Die Nutzung privater Smartphones bei der Arbeit wirft neue Fragen auf

Datum: Autor: Pacco Kategorie: Apple, Games, Handy, iPhone Apps, iPhone Spiele

Mobile Spiele werden unter den Nutzern von Smartphones immer beliebter. Besonders auf iPhones werden Spiele doppelt so lange pro Tag gespielt wie auf anderen Smartphones. Das berichtet das Markforschungsunternehmen Nielsen.
Das wird Unternehmen, die ihren Mitarbeitern nur unwillig erlauben ihre iPhones oder Android-Geräte bei der Arbeit zu verwenden, nicht sonderlich erfreuen.
Spiele sind mit 64% die beliebteste Kategorie mobiler Applikationen, gefolgt von Wetter-Anwendungen (60%), Social Networking (56%) und Navigationsanwendungen (51%). Spiele waren schon bei Nielsens letzter Untersuchung im September 2010 die Nummer 1 gewesen, aber bei einem geringeren Prozenzsatz von 61%.
Nielsen fand außerdem heraus, dass iPhone-Nutzer fast doppelt so viel Zeit mit Spielen verbringen wie der durchschnittliche Smartphone-Spieler, nämlich insgesamt 14,7 Stunden pro Monat.

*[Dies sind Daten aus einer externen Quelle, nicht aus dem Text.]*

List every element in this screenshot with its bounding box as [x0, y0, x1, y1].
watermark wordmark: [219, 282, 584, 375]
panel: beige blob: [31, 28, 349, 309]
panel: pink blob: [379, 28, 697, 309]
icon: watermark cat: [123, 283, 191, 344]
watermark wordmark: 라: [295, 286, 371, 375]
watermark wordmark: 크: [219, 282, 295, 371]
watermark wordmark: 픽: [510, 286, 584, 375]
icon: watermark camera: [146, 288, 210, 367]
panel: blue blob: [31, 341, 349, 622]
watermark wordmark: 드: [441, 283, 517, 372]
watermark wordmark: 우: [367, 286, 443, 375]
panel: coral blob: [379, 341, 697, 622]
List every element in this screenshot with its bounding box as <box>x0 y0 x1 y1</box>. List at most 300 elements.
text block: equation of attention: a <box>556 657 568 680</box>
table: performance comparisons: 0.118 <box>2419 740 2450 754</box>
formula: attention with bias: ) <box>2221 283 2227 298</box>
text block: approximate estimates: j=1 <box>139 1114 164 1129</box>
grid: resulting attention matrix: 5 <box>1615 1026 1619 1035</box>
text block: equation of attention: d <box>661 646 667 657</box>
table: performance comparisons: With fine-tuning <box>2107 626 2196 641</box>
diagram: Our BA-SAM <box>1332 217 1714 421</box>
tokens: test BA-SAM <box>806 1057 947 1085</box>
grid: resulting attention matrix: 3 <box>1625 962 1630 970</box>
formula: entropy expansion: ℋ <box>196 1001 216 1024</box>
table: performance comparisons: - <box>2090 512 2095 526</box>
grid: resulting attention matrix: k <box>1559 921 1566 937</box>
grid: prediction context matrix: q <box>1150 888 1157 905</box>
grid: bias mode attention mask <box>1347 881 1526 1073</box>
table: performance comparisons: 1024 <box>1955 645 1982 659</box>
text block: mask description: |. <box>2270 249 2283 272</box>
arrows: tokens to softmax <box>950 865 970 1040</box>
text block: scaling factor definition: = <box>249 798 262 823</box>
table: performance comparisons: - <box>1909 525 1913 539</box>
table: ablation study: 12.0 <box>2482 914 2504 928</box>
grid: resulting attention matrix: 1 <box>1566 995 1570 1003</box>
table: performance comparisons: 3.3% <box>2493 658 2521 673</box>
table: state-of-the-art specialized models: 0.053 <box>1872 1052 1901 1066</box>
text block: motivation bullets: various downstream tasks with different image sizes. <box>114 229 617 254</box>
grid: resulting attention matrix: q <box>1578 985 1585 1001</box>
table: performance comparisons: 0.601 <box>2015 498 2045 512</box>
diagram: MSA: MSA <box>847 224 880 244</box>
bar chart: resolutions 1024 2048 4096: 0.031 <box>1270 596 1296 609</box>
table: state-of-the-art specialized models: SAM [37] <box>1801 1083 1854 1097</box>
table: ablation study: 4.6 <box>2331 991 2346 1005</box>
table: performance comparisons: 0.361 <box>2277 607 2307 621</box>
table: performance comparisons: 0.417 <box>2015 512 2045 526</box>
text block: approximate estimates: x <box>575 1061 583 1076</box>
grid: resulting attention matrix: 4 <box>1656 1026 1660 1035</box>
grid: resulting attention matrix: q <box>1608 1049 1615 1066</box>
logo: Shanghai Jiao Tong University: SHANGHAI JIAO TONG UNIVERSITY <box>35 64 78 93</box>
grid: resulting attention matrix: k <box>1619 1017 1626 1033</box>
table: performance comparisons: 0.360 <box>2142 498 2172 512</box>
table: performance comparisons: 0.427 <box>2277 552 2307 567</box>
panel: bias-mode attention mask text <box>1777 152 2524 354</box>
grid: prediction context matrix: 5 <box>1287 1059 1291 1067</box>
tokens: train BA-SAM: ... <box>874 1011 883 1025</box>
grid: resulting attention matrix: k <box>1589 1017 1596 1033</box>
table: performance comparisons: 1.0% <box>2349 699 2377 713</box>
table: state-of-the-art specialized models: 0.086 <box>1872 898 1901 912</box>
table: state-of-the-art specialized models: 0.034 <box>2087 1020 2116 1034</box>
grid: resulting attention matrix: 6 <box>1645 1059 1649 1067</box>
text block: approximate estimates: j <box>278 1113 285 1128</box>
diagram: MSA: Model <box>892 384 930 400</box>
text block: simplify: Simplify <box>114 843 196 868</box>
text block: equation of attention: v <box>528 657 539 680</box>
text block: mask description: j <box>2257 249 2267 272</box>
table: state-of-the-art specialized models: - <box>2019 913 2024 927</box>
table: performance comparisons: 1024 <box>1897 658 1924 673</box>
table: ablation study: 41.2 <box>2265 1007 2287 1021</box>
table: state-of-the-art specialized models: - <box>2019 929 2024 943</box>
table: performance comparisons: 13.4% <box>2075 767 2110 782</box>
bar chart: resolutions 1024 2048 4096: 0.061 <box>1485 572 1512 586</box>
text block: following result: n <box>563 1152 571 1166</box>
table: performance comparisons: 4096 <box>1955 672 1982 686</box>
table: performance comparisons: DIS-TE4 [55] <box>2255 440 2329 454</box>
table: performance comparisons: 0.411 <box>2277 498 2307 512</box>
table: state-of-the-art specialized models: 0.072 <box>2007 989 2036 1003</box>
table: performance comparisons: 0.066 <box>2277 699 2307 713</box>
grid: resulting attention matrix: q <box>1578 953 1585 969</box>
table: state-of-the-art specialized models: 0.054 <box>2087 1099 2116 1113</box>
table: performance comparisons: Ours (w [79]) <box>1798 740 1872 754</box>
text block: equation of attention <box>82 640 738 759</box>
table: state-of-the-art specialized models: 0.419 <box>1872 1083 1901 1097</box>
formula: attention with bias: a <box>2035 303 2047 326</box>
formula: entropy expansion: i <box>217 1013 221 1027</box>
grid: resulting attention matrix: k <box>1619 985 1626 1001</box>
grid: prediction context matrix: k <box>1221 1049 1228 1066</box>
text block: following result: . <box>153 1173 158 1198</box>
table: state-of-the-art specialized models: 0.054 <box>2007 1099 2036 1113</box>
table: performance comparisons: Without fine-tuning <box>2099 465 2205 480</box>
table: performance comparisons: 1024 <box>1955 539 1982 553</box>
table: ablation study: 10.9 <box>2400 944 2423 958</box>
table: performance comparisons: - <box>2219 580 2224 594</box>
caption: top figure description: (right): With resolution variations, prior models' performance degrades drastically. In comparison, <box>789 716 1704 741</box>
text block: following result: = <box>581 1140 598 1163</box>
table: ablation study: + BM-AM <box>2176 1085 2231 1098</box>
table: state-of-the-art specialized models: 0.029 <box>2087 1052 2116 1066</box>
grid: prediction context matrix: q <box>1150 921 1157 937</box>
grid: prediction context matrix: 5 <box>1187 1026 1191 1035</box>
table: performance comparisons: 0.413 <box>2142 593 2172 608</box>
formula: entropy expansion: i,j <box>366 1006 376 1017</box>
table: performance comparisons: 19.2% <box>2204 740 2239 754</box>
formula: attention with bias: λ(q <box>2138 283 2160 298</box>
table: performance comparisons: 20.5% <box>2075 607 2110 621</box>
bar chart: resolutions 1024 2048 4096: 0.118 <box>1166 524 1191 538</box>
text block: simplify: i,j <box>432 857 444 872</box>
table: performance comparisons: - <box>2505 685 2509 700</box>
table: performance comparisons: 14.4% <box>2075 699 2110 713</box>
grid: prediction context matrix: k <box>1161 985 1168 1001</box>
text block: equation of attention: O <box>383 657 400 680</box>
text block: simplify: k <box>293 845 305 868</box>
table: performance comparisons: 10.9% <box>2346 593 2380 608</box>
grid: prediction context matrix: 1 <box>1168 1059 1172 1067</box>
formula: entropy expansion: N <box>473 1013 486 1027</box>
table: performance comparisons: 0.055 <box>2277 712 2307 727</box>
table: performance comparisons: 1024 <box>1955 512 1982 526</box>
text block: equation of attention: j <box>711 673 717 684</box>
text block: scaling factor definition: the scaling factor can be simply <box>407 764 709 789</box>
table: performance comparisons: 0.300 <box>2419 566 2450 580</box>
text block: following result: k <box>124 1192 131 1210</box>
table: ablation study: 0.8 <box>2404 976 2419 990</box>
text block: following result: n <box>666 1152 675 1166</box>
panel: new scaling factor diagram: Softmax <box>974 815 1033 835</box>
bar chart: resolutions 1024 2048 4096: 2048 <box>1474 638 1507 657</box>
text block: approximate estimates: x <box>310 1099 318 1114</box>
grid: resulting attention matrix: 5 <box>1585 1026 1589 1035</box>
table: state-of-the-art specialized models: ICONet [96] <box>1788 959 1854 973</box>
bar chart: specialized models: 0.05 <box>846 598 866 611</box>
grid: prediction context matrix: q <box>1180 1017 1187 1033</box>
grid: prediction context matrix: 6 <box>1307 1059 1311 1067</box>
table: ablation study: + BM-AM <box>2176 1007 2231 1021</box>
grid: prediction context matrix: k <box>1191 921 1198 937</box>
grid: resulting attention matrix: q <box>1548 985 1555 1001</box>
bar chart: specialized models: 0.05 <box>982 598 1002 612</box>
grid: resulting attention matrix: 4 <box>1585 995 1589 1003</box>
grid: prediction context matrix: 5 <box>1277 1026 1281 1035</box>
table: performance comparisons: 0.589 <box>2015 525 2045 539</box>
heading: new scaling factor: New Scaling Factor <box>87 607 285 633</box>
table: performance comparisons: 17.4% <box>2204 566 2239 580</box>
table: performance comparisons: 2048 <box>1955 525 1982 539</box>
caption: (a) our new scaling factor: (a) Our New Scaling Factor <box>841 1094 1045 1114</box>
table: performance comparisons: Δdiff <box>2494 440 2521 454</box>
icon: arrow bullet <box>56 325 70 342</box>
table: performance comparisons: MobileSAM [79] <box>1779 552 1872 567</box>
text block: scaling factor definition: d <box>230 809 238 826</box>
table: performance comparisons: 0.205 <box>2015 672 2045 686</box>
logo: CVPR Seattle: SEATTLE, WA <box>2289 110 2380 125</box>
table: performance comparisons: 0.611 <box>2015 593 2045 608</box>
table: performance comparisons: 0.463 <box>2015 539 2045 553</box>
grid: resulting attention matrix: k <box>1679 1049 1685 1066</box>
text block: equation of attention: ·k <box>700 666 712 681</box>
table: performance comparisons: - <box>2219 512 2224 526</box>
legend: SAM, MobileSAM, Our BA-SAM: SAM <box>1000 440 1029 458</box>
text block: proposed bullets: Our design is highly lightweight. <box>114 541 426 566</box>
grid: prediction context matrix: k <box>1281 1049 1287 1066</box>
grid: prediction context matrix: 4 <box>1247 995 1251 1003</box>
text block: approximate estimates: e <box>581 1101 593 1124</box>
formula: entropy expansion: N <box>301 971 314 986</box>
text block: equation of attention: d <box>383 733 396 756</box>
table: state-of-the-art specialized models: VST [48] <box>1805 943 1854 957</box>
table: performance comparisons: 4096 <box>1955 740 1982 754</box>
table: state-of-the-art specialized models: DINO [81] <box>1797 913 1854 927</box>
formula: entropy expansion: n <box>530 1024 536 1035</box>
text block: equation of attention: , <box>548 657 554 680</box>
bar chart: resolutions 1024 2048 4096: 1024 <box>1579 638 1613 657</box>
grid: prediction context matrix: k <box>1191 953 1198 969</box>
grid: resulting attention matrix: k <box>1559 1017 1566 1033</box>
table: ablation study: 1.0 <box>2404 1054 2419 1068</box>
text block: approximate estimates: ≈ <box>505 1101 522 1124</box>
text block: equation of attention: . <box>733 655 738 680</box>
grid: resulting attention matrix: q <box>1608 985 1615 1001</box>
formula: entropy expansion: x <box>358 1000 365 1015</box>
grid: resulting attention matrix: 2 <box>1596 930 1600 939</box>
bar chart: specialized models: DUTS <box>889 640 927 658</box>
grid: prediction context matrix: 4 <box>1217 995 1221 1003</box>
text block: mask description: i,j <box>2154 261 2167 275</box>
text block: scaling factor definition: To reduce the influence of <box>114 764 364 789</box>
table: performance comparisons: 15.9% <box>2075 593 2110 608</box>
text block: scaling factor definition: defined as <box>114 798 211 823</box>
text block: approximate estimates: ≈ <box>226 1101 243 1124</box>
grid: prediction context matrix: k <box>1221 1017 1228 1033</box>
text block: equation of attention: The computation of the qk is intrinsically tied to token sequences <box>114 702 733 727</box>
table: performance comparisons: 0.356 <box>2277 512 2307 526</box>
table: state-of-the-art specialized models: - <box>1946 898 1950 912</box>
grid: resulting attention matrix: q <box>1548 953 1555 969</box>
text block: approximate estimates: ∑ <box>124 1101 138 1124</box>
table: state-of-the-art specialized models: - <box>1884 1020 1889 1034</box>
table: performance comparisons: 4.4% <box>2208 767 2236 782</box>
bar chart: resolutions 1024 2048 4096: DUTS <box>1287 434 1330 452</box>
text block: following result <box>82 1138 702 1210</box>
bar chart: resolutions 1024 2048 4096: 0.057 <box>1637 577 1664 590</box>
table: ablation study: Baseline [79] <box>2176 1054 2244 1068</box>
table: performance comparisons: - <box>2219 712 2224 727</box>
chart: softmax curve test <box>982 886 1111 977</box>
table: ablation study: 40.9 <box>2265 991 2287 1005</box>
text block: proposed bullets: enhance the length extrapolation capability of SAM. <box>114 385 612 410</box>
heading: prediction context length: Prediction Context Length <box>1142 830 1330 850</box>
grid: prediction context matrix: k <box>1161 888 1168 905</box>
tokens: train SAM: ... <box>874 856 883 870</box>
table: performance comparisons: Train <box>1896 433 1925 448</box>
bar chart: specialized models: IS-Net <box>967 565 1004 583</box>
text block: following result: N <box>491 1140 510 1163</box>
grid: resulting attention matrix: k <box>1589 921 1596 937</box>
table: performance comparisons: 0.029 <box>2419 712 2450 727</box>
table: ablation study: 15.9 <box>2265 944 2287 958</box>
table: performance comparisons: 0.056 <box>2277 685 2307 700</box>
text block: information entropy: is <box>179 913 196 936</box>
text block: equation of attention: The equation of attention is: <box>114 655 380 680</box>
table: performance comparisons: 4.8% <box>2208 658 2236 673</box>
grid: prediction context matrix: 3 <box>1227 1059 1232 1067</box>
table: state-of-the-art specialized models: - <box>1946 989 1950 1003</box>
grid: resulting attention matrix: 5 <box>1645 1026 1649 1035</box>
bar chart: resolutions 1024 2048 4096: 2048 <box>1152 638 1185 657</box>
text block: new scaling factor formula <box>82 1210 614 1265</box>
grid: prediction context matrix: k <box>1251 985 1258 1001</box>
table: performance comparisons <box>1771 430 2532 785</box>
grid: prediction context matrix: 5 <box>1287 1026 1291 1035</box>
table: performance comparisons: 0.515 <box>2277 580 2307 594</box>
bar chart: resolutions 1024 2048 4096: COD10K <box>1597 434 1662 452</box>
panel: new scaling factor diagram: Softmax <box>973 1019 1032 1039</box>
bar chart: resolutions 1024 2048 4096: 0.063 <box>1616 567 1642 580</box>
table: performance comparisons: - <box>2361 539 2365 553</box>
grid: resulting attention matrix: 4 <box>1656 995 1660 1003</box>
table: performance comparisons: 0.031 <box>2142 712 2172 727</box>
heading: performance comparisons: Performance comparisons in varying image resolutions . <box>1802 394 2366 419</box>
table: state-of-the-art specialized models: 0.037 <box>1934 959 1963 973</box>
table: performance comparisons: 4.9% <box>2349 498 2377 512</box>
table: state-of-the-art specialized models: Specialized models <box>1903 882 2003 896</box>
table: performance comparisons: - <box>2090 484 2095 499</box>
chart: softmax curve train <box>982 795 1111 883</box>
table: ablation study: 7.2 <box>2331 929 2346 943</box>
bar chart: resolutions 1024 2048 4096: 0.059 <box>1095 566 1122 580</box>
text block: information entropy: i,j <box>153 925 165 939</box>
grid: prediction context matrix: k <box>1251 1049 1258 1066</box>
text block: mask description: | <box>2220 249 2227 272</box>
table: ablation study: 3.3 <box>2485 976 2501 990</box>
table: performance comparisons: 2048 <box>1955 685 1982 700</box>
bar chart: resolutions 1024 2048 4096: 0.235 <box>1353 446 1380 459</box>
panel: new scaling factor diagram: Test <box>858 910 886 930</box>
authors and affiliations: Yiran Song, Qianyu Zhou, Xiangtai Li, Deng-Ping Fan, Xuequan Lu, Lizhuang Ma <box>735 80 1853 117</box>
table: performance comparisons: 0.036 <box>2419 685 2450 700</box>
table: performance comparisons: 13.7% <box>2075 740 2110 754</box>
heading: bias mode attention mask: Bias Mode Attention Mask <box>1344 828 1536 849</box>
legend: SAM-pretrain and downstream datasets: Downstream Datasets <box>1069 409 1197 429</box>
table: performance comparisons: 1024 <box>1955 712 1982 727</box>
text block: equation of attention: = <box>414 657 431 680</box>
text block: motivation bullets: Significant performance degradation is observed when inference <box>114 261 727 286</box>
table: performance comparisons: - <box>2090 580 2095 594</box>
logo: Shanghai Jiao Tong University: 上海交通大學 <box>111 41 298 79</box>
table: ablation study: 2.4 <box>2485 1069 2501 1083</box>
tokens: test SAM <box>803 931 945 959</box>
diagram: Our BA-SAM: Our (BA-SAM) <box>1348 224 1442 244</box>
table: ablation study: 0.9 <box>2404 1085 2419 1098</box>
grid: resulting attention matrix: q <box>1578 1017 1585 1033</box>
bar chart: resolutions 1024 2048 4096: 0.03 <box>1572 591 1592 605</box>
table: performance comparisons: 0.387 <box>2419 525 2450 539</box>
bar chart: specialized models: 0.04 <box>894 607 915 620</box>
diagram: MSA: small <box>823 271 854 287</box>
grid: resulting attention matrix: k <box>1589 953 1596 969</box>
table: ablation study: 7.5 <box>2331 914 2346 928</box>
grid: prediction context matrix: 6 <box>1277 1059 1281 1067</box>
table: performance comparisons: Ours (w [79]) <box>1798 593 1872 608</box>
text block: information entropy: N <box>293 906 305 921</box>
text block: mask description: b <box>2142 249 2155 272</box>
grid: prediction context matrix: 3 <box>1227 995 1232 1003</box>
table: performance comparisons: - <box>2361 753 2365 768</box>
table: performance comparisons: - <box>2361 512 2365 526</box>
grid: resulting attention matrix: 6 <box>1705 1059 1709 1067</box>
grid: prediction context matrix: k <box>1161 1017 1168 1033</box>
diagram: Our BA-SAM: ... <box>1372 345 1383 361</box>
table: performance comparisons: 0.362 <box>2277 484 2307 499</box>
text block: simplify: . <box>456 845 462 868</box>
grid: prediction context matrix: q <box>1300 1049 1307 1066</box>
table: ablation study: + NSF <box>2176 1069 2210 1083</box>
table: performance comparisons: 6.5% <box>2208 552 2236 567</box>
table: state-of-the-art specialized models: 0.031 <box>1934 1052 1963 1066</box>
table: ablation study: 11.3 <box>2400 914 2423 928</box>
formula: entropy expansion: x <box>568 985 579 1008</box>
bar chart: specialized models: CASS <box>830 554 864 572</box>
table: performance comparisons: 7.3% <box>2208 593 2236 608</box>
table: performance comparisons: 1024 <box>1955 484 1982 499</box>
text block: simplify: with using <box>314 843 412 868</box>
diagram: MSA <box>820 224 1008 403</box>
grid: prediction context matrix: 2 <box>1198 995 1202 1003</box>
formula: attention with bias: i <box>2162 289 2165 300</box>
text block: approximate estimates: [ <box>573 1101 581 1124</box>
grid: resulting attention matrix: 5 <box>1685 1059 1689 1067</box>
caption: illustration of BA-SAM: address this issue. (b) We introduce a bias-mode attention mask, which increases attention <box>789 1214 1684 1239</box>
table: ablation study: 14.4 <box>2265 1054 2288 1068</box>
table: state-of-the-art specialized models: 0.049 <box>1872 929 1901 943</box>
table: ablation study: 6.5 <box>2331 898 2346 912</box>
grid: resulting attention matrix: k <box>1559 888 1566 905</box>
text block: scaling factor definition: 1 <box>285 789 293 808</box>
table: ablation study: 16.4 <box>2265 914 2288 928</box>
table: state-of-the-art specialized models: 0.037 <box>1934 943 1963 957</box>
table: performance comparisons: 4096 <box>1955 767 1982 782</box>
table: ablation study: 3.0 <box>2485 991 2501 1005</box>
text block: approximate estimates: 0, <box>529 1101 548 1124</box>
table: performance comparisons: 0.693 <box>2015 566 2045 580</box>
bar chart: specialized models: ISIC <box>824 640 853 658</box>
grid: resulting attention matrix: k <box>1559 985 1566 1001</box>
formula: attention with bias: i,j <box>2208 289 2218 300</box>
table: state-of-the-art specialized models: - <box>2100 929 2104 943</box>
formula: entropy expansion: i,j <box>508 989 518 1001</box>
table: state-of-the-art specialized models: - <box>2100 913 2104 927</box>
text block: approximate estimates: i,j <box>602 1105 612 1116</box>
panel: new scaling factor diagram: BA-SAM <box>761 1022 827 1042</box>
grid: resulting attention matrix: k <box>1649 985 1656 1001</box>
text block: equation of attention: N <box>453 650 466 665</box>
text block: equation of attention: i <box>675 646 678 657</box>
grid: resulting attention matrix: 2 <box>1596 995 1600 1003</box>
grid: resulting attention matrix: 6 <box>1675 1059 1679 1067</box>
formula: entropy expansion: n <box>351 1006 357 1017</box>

Smartphone-Spieler verbringen jetzt drei Stunden mehr pro Monat mit Spielen als vor einem Jahr. 93% der Spieler wären bereit für ein mobiles Spiel auf ihrem Smartphone zu zahlen. Die wachsende Popularität mobiler Spiele ist keine Überraschung und erinnert an den Erfolg der ersten Spiele auf Desktop-Computern. Damals wie heute reagierten Unternehmen mit Änderungen ihrer Richtlinien bezüglich des Spielens während der Arbeitszeit.
Seitdem Mitarbeiter private Smartphones mit zur Arbeit bringen, die bessere Spiele installiert haben, schärfere Displays bieten und schnelleren Netzwerkanschluss ermöglichen, fangen Unternehmen an die Nutzung von Smartphones bei der Arbeit zu regulieren.
Allerdings ist der freie Zugang zu App-Stores, der den Download beliebiger, potentiell für die Unternehmensdaten gefährlicher Anwendungen ermöglich, ein noch größeres Problem.
Einige Softwareschmieden und Hersteller von Smartphones und Tablet-Computern fangen damit an den Unternehmen zu helfen die Kontrolle über die App-Downloads zurückzuerlangen. Research in Motion, zum Beispiel, das Unternehmen hinter BlackBerry-Geräten bietet auf seinen Playbook-Tablets eine Software namens Balance an, die private Applikationen, wie zum Beispiel Spiele, von Unternehmensanwendungen trennt.
Unternehmen können also auch in einer Welt, in der die Mitarbeiter ihre privaten Smartphones zum Spielen und bei der Arbeit auf eine Art und Weise verwenden, die die Geschäftstätigkeit nicht negativ beeinflusst, effektiv funktionieren.